An analogous problem can happen with the shared disks between the WC and sun. These disks are synched by the Caliban daemon. As long as Caliban is up and running, the DNSYNC flag on the WC should be +. If not, it is usually best to cycle the power (or reboot) the WC and restart Caliban on the sun. However, the command >CB req initdisk can be issued at the WC to try and force synching of the shared disks. A startup on Prospero should be done if the initdisk was succesful.

Restarting Caliban

Caliban is the Unix program running on the Sun machine which handles data transfer from the PCs via two SCSI disks which act as image buffers. Caliban communicates with the PCs via a serial cable in order to "sync" the transfer of image data into and out of the SCSI buffer disks and onto the Sun disks. When you login as the osiris user, Caliban should automatically start up with an iconified xterm on the Sun console. If Caliban dies, try restarting it from the OpenWindows "Programs" menu.

When starting up Prospero, you should see a message stating that Caliban is running and the data disks are synched. If Prospero complains that the data disks are not synched, follow the instructions printed in the command window. If all else fails, try to synch the disks by restarting the WC and IC as described above.

If you fill up a sunos disk...

Go to bed, game over...If you are too stubborn to quit, go into the computer room and cycle the power on the IC and WC (then follow the instructions above). This failure mode introduces an insidious aspect to data taking such that Caliban will continuously try to transfer the image which filled the disk, even though it may appear from Prospero that the system is taking data (it is, it just won't ever make it to the sun machine). You must cycle the power after filling up a sunos disk.

Talking to the TCS

If Propspero can't send commands or receive information from the TCS (note the TCS status indicator in the Prospero status  window), try restarting the TCS communications at the WC. Type TCINIT on the WC keyboard. A message from the WC, "Telescope Controller Not Responding," usually means trouble at the TCS. The electronicers should be called if this is the case (the TCS may need to be rebooted).

22 July 2000. As of this date, it may be that communications between the TCS and WC on the 4m can become unstable. The basic problem is a delay in the response from the TCS to requests from the WC and the fact that the WC does not ignore late responses from the TCS. This tends to cut the com link and produce many errors displayed on the WC screen. We believe this problem has been solved by making sure that the TCS router is not used with OSIRIS. This reduces the load on the TCS (Heurikon) and hence it is not late in responding to the WC. If the problem re-occurs even with the TCS router off, one can increase the TCPPORTDELAY in the wc.ini file on the WC to 3 seconds. In this case, the system will be stable, but note that the delay is long enough that the TCS header info is never received by the IC computer (and so won't make it to the image header). After modifying the wc.ini file, one has to restart the WC and execute a startup on Prospero.

Resetting Mechanisms

Several of the motors inside the dewar need to be reset, or sent to a "home" position after powering up the IE. These are the xpupil, ypupil, camfocus, and grating tilt. The Prospero command ie 'reset' will accomplish the reset for all motors. If the prompt does not come back, type a single ^C after several minutes have passed. Individual motors can be reset, e.g., ie 'reset grattilt'.

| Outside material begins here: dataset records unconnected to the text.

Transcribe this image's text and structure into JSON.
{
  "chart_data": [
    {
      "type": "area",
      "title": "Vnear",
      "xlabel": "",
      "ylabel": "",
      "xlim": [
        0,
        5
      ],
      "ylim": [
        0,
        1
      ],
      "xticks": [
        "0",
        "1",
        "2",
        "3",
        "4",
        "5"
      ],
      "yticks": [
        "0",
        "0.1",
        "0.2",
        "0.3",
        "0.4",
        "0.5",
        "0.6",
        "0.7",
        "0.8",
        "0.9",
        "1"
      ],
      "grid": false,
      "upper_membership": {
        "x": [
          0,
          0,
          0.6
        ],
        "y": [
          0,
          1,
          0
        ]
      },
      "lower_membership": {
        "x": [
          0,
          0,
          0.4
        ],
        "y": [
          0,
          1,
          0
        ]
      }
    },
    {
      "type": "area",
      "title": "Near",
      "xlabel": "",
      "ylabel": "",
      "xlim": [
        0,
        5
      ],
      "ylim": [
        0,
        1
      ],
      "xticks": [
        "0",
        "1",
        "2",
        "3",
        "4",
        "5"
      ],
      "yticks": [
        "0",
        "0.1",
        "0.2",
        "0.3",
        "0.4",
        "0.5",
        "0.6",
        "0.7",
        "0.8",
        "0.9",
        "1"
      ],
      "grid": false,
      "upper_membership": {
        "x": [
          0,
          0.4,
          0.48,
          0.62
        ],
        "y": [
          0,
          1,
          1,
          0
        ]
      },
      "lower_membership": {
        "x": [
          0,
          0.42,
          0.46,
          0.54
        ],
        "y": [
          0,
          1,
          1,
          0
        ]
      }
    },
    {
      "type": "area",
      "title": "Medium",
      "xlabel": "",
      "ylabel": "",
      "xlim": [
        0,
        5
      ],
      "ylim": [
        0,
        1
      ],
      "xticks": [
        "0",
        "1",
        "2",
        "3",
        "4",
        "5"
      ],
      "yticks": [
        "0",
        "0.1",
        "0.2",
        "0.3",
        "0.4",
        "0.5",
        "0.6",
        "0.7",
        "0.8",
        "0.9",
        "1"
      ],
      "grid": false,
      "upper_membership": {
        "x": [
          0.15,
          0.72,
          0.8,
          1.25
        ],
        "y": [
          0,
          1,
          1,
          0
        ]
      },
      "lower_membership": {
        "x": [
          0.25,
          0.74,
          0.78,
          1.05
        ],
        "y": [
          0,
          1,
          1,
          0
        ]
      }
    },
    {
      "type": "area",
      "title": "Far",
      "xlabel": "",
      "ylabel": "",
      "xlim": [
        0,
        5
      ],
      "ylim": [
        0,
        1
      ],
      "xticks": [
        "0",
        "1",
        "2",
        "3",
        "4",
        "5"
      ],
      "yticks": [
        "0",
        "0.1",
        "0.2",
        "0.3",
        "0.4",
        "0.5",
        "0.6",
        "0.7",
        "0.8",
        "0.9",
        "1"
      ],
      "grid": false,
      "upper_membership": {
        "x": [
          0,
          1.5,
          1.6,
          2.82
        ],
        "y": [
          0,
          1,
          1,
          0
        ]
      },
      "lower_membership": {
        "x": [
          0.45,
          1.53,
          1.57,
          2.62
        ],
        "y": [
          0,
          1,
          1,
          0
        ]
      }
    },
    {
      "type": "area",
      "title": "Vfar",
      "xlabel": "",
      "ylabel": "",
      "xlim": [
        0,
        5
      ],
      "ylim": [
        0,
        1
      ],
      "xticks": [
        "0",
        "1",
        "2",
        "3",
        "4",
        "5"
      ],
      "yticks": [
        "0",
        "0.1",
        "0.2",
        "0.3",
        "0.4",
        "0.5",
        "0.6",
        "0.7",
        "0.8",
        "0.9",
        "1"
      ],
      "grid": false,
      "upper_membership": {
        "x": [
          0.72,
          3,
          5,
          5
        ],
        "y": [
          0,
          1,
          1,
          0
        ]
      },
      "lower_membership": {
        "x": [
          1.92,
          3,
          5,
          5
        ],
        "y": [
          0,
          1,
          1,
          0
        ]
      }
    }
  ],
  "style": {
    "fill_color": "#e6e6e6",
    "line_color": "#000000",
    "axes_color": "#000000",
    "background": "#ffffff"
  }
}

Fiber transmission problems

If the fiber transmission is low, communication between the IC and HE (and with the IE) will be interrupted. If you are sure the IE is up and running and connected properly to the HE, but you can still not communicate with it, then there could be a fiber transmission problem. Have the electronicos perform a transmission test of the fibers or verify that one was done on setup. The fiber signal may be too weak even if light can be seen in the fiber.

Corrupted images can also be caused by bad fiber connections, or dirty fiber connections. If corrupted images occur, inspect the fiber connections at the IC and the HE. Small "dust balls" can "grow" at the connections and foul the signal transmission.